Reduced stress levels, and high pain intensity at baseline, predict an increased likelihood of significantly improved pain in fibromyalgia, according to data.
To analyze the natural course of pain intensity and distribution, as well as the predictors of pain improvement, among patients with fibromyalgia or chronic widespread pain over 10 to 12 years, Bergenheim and colleagues conducted a longitudinal prospective cohort study of participants from a previous trial, conducted from 2004 to 2005. That randomized controlled trial, which included 166 women with fibromyalgia or chronic widespread pain from western Sweden, compared a patient education program, in combination with 20 weeks of pool exercise, with a control group that received the education program only.
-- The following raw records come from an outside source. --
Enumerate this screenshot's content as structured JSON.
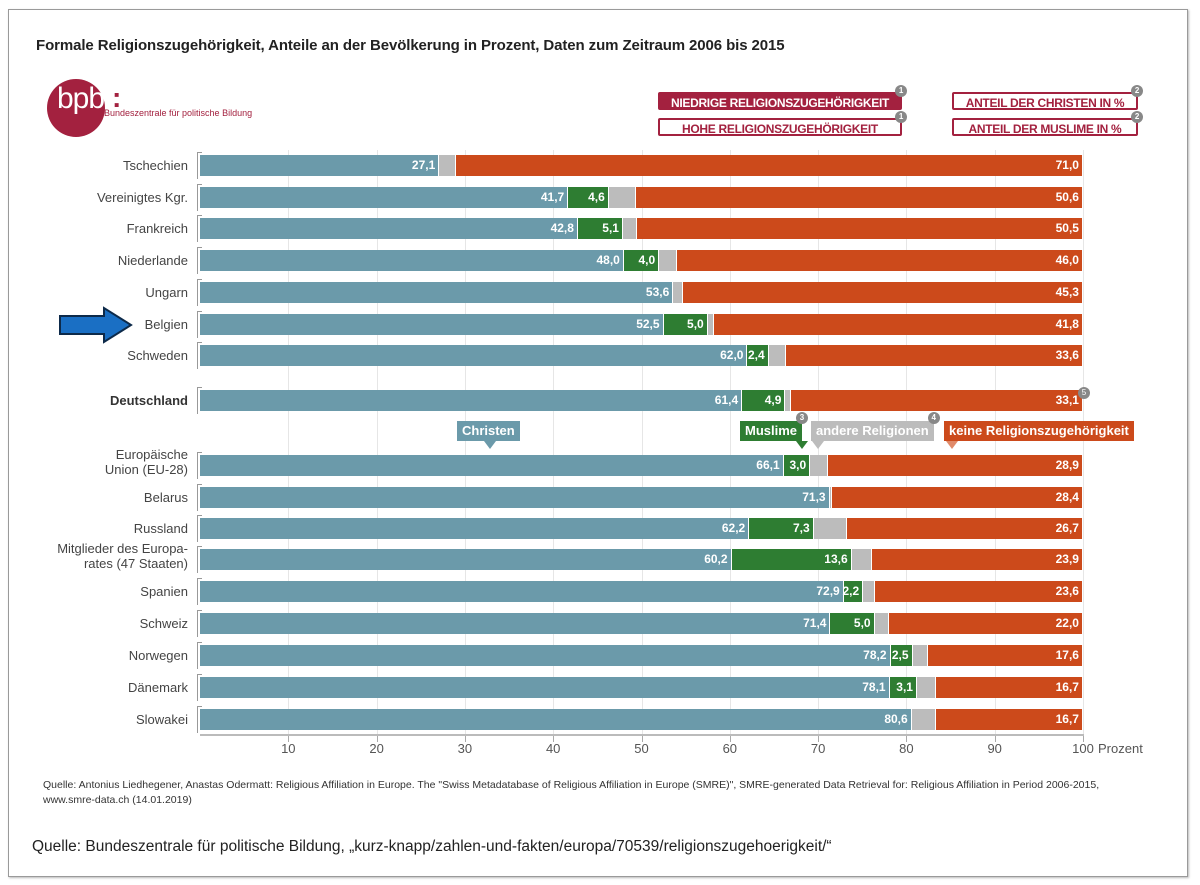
{
  "title": "Formale Religionszugehörigkeit, Anteile an der Bevölkerung in Prozent, Daten zum Zeitraum 2006 bis 2015",
  "logo": {
    "mark": "bpb",
    "colon": ":",
    "subtitle": "Bundeszentrale für politische Bildung"
  },
  "legend_boxes": [
    {
      "label": "NIEDRIGE RELIGIONSZUGEHÖRIGKEIT",
      "badge": "1",
      "style": "filled"
    },
    {
      "label": "HOHE RELIGIONSZUGEHÖRIGKEIT",
      "badge": "1",
      "style": "outline"
    },
    {
      "label": "ANTEIL DER CHRISTEN IN %",
      "badge": "2",
      "style": "outline"
    },
    {
      "label": "ANTEIL DER MUSLIME IN %",
      "badge": "2",
      "style": "outline"
    }
  ],
  "colors": {
    "christen": "#6b9aaa",
    "muslime": "#2e7d32",
    "andere": "#bcbcbc",
    "keine": "#cc4a1b",
    "brand": "#a3213f",
    "arrow": "#1a6fc4"
  },
  "highlighted_row": "Belgien",
  "chart_data": {
    "type": "bar",
    "orientation": "horizontal-stacked",
    "title": "Formale Religionszugehörigkeit, Anteile an der Bevölkerung in Prozent, Daten zum Zeitraum 2006 bis 2015",
    "xlabel": "Prozent",
    "xlim": [
      0,
      100
    ],
    "xticks": [
      10,
      20,
      30,
      40,
      50,
      60,
      70,
      80,
      90,
      100
    ],
    "grid": true,
    "series_names": [
      "Christen",
      "Muslime",
      "andere Religionen",
      "keine Religionszugehörigkeit"
    ],
    "series_badges": {
      "Muslime": "3",
      "andere Religionen": "4"
    },
    "groups": [
      {
        "rows": [
          {
            "label": "Tschechien",
            "christen": 27.1,
            "muslime": null,
            "keine": 71.0
          },
          {
            "label": "Vereinigtes Kgr.",
            "christen": 41.7,
            "muslime": 4.6,
            "keine": 50.6
          },
          {
            "label": "Frankreich",
            "christen": 42.8,
            "muslime": 5.1,
            "keine": 50.5
          },
          {
            "label": "Niederlande",
            "christen": 48.0,
            "muslime": 4.0,
            "keine": 46.0
          },
          {
            "label": "Ungarn",
            "christen": 53.6,
            "muslime": null,
            "keine": 45.3
          },
          {
            "label": "Belgien",
            "christen": 52.5,
            "muslime": 5.0,
            "keine": 41.8
          },
          {
            "label": "Schweden",
            "christen": 62.0,
            "muslime": 2.4,
            "keine": 33.6
          }
        ]
      },
      {
        "rows": [
          {
            "label": "Deutschland",
            "christen": 61.4,
            "muslime": 4.9,
            "keine": 33.1,
            "bold": true,
            "badge": "5"
          }
        ]
      },
      {
        "rows": [
          {
            "label": "Europäische Union (EU-28)",
            "christen": 66.1,
            "muslime": 3.0,
            "keine": 28.9
          },
          {
            "label": "Belarus",
            "christen": 71.3,
            "muslime": null,
            "keine": 28.4
          },
          {
            "label": "Russland",
            "christen": 62.2,
            "muslime": 7.3,
            "keine": 26.7
          },
          {
            "label": "Mitglieder des Europarates (47 Staaten)",
            "christen": 60.2,
            "muslime": 13.6,
            "keine": 23.9
          },
          {
            "label": "Spanien",
            "christen": 72.9,
            "muslime": 2.2,
            "keine": 23.6
          },
          {
            "label": "Schweiz",
            "christen": 71.4,
            "muslime": 5.0,
            "keine": 22.0
          },
          {
            "label": "Norwegen",
            "christen": 78.2,
            "muslime": 2.5,
            "keine": 17.6
          },
          {
            "label": "Dänemark",
            "christen": 78.1,
            "muslime": 3.1,
            "keine": 16.7
          },
          {
            "label": "Slowakei",
            "christen": 80.6,
            "muslime": null,
            "keine": 16.7
          }
        ]
      }
    ]
  },
  "row_labels_display": {
    "Europäische Union (EU-28)": [
      "Europäische",
      "Union (EU-28)"
    ],
    "Mitglieder des Europarates (47 Staaten)": [
      "Mitglieder des Europa-",
      "rates (47 Staaten)"
    ]
  },
  "series_tags": {
    "christen": "Christen",
    "muslime": "Muslime",
    "andere": "andere Religionen",
    "keine": "keine Religionszugehörigkeit",
    "badge_muslime": "3",
    "badge_andere": "4"
  },
  "axis": {
    "unit": "Prozent"
  },
  "sources": {
    "line1": "Quelle: Antonius Liedhegener, Anastas Odermatt: Religious Affiliation in Europe. The \"Swiss Metadatabase of Religious Affiliation in Europe (SMRE)\", SMRE-generated Data Retrieval for: Religious Affiliation in Period 2006-2015, www.smre-data.ch (14.01.2019)",
    "line2": "Quelle: Bundeszentrale für politische Bildung, „kurz-knapp/zahlen-und-fakten/europa/70539/religionszugehoerigkeit/“"
  }
}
Bergenheim and colleagues invited all 166 women included in the previous trial to participate in their study. Of those, 126 participants completed a series of questionnaires and tests of physical function. The researchers collected data on participants’ employment, sick leave and disability pension, marital status, education and medications.
In addition, self-administered questionnaires, conducted at baseline and follow-up, included pain distribution, the Fibromyalgia Impact Questionnaire, the Hospital Anxiety and Depression Scale, the Stress and Crisis Inventory the Short-form 36 and the Leisure Time Physical Activity Instrument. Participants also performed the 6-minute walk test at baseline. The researchers used this data to calculate the differences in symptoms among the participants over 10 to 12 years, as well as the predictors of substantial improvement in pain intensity, defined as 50% or greater.
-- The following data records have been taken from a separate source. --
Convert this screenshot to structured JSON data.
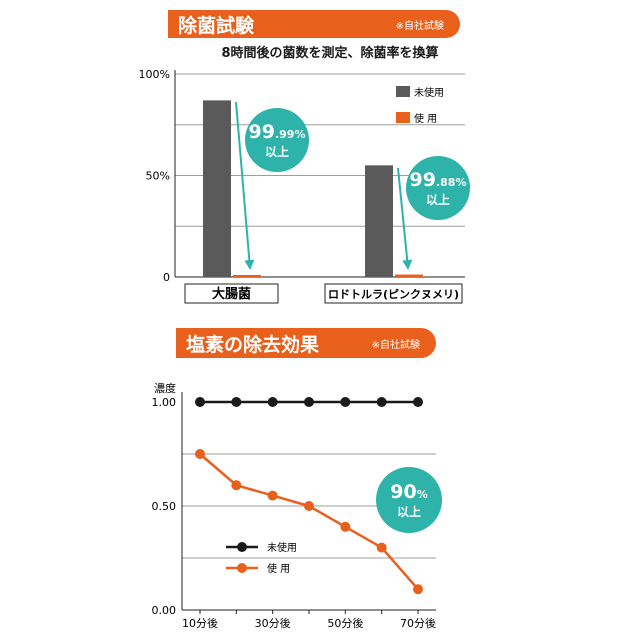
{
  "chart_data": [
    {
      "type": "bar",
      "title": "除菌試験",
      "note": "※自社試験",
      "subtitle": "8時間後の菌数を測定、除菌率を換算",
      "categories": [
        "大腸菌",
        "ロドトルラ(ピンクヌメリ)"
      ],
      "series": [
        {
          "name": "未使用",
          "values": [
            87,
            55
          ]
        },
        {
          "name": "使 用",
          "values": [
            0.9,
            1.2
          ]
        }
      ],
      "yticks": [
        "100%",
        "50%",
        "0"
      ],
      "ylim": [
        0,
        100
      ],
      "grid": true,
      "legend": "top-right",
      "badges": [
        {
          "value": "99",
          "decimal": ".99%",
          "label": "以上"
        },
        {
          "value": "99",
          "decimal": ".88%",
          "label": "以上"
        }
      ]
    },
    {
      "type": "line",
      "title": "塩素の除去効果",
      "note": "※自社試験",
      "ylabel": "濃度",
      "x": [
        10,
        20,
        30,
        40,
        50,
        60,
        70
      ],
      "xticks": [
        "10分後",
        "30分後",
        "50分後",
        "70分後"
      ],
      "yticks": [
        "1.00",
        "0.50",
        "0.00"
      ],
      "ylim": [
        0,
        1.0
      ],
      "grid": true,
      "legend": "bottom-left",
      "series": [
        {
          "name": "未使用",
          "values": [
            1.0,
            1.0,
            1.0,
            1.0,
            1.0,
            1.0,
            1.0
          ]
        },
        {
          "name": "使 用",
          "values": [
            0.75,
            0.6,
            0.55,
            0.5,
            0.4,
            0.3,
            0.1
          ]
        }
      ],
      "badge": {
        "value": "90",
        "unit": "%",
        "label": "以上"
      }
    }
  ],
  "colors": {
    "accent": "#e8601c",
    "bar_dark": "#5a5a5a",
    "badge": "#2db3aa",
    "line_dark": "#1a1a1a",
    "grid": "#9e9e9e"
  }
}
According to the researchers, pain improved by the 10 to 12-year follow-up (P<.001), with a mean change of –9.2mm (95% CI, –13.3 to –5) for pain intensity and–2 sites (95% CI, –2.7 to –1.2) for pain distribution. Among the 126 participants, 16% showed a substantial improvement in pain intensity, and 9% demonstrated moderate improvement at the follow-up, compared with baseline. Reduced stress symptoms and higher pain intensity at baseline predicted a higher likelihood of reporting at least 50% less pain intensity after 10-12years, compared with baseline.
“Lower levels of clinical stress symptoms and higher pain intensity predicted higher chances of substantial improvement in pain intensity 10 to 12years later,” Bergenheim and colleagues wrote. “Therefore, stress is recommended to be assessed and taken into account in the planning of treatments of patients with [fibromyalgia] and [chronic widespread pain].” – by Jason Laday
Disclosure: The researchers report no relevant financial disclosures.